Biochemisch onderzoek van 'schizofrenie'
Biochemical research in 'schizophrenia' — I have stated that the results of biological psychosis research have so far been unimpressive, and that the lack of a proper research strategy has substantially contributed to this situation. I have also stated that neuroleptics can fill the gap: that they can serve as point of crystallization of working hypotheses, playing the same role as the antidepressants play in biological depression research. I have presented the following arguments in support of this statement.
Neuroleptics are chemically heterogeneous, but have two characteristics in common. In psychopathological terms: they have a therapeutic effect on psychotic disorders. In biochemical terms: they reduce CA-ergic transmission in the brain. This raises at least three questions:
1 is CA-ergic transmission in the human brain likewise blocked by neuroleptics;
2 does the psychotic patient show signs of CA-ergic hyperactivity;
3 is there a correlation between the biochemical and the psychopathological action profile of neuroleptics.
Together, these questions provide us with an adequate research strategy. We, at least, have used them as such. The principal results of research on these lines have so far been the following.
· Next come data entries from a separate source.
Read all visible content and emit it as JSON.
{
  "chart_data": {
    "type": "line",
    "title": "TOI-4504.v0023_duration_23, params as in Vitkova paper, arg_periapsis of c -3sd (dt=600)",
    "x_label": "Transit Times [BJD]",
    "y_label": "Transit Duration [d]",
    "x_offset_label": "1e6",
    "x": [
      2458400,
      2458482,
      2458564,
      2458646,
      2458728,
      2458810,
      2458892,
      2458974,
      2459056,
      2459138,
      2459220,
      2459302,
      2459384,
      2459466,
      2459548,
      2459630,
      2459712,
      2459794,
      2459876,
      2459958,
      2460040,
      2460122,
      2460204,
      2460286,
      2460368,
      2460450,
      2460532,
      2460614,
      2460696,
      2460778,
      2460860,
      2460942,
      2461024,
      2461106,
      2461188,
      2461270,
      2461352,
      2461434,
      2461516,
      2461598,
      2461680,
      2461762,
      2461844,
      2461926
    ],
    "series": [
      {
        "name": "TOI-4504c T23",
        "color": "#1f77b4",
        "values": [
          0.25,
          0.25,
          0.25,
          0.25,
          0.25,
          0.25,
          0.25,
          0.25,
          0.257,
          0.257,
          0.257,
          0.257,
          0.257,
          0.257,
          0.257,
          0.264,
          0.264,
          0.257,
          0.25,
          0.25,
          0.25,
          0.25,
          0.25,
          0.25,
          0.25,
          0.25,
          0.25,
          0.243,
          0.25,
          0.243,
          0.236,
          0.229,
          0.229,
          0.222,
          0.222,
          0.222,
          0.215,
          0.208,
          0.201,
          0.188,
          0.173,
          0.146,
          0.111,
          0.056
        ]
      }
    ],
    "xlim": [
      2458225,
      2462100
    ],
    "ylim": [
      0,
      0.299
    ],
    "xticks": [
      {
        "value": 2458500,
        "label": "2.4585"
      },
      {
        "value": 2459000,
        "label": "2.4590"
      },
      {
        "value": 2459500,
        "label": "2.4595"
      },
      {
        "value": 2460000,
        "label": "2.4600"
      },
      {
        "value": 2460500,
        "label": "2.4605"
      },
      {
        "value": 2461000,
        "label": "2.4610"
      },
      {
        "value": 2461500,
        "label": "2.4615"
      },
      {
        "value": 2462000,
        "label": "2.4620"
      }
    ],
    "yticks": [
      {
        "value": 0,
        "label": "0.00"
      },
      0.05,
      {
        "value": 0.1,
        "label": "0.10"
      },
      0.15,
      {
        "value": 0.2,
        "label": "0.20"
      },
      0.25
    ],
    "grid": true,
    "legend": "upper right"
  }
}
1. The neuroleptics studied — chlorpromazine, haloperidol and oxypertine — influence human central CA metabolism also, and in a manner to be expected on the basis of results obtained in animal experiments.
2. An increased central DA turnover does occur in psychotic disorders, but this phenomenon is linked not so much to such 'genuine' psychotic symptoms as delusions and hallucinations as to the factor motor agitation.
3. A comparative study of chlorpromazine and oxypertine was undertaken as the first of a planned series of studies. Chlorpromazine was selected because it is believed to reduce both DA-ergic and NA-ergic transmission, and oxypertine was selected because it is a more selective blocker of NAergic transmission. On the basis of this biochemical difference we formulated three hypotheses predicting clinical differences. These hypotheses were generally confirmed. In view of this it seems likely that the biochemical action profile of neuroleptics is a more reliable indicator of their clinical action profile than their chemical structure.
We are now in quest of arguments which can reinforce the foundation of this theory.